Kaggle's T4 GPUs will load the ncbi/MedCPT-Article-Encoder. This model is specifically trained on PubMed articles and clinical notes!

print("Loading MedCPT Article Encoder onto T4 GPUs...")
# model_kwargs={'device': 'cuda'} forces the model to use the GPUs
embeddings_model = HuggingFaceEmbeddings(
    model_name="ncbi/MedCPT-Article-Encoder", 
    model_kwargs={'device': 'cuda'} 
)

# MedCPT outputs 768 dimensional vectors
VECTOR_SIZE = 768 

Step 7: Push Embeddings to Qdrant Cloud

This script embeds the chunks and pushes them over the internet directly to your Qdrant Cloud cluster.

# Initialize Qdrant Client connected to your Cloud cluster
client = QdrantClient(
    url=QDRANT_URL, 
    api_key=QDRANT_API_KEY
)

# Create the collection if it doesn't exist
if not client.collection_exists(COLLECTION_NAME):
    client.create_collection(
        collection_name=COLLECTION_NAME,
        vectors_config=VectorParams(size=VECTOR_SIZE, distance=Distance.COSINE),
    )
    print(f"Created new collection: {COLLECTION_NAME}")

print("Embedding and pushing to Qdrant in batches...")
BATCH_SIZE = 64 # Use 64 to maximize GPU usage

for i in range(0, len(chunks), BATCH_SIZE):
    batch = chunks[i:i + BATCH_SIZE]
    
    # Generate embeddings using MedCPT Article Encoder
    texts = [item["text"] for item in batch]
    batch_embeddings = embeddings_model.embed_documents(texts)
    
    points = []
    for j, item in enumerate(batch):
        points.append(
            PointStruct(
                id=item["chunk_id"],
                vector=batch_embeddings[j],
                payload={
                    "source": item["source"],
                    "text": item["text"],
                    "headers": item["metadata"],
                    "coherence_score": item["metadata"].get("coherence_score", 0)
                }
            )
        )
    
    client.upsert(collection_name=COLLECTION_NAME, points=points)
    print(f"Pushed chunks {i} to {i + len(batch)} / {len(chunks)}...")

print("✅ Data Ingestion Pipeline Complete! Your vectors are now live in Qdrant Cloud.")

What to do AFTER Ingestion? (Merging into Local Directory)

Because Qdrant is hosted in the Cloud, you do not need to download or merge any database files back into your local directory!

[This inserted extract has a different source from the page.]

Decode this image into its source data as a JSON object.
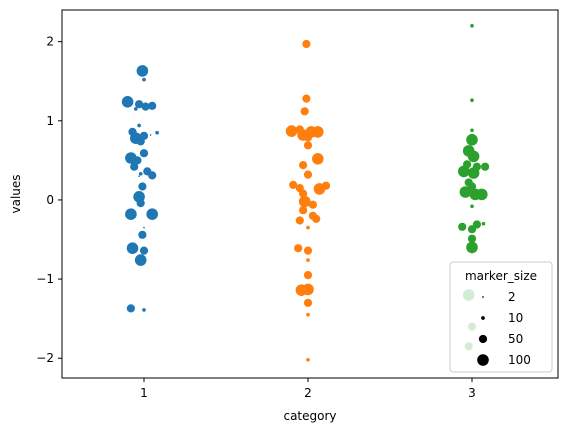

The vectors are instantly available globally.

However, you must update your local backend project to use the matching MedCPT-Query-Encoder so it can search properly.

  1. Update your .env file in your local project to swap the embedding model:

    # Change embedding model from qwen3-embedding to MedCPT Query Encoder
    OLLAMA_EMBEDDING_MODEL=ncbi/MedCPT-Query-Encoder
    GW_OLLAMA_EMBEDDING_MODEL=ncbi/MedCPT-Query-Encoder
    AKS_OLLAMA_EMBEDDING_MODEL=ncbi/MedCPT-Query-Encoder
    

    (Note: You will also need to pull this model locally via Ollama or HuggingFace locally, or configure your backend retrieval.py to use HuggingFaceEmbeddings instead of Ollama for the Query Encoder).

  2. Refactor the Retrieval Layer: Once the ingestion is complete, inform your AI assistant so it can update src/retrieval.py to search qdrant-client using the new MedCPT-Query-Encoder instead of the old PostgreSQL pgvector code.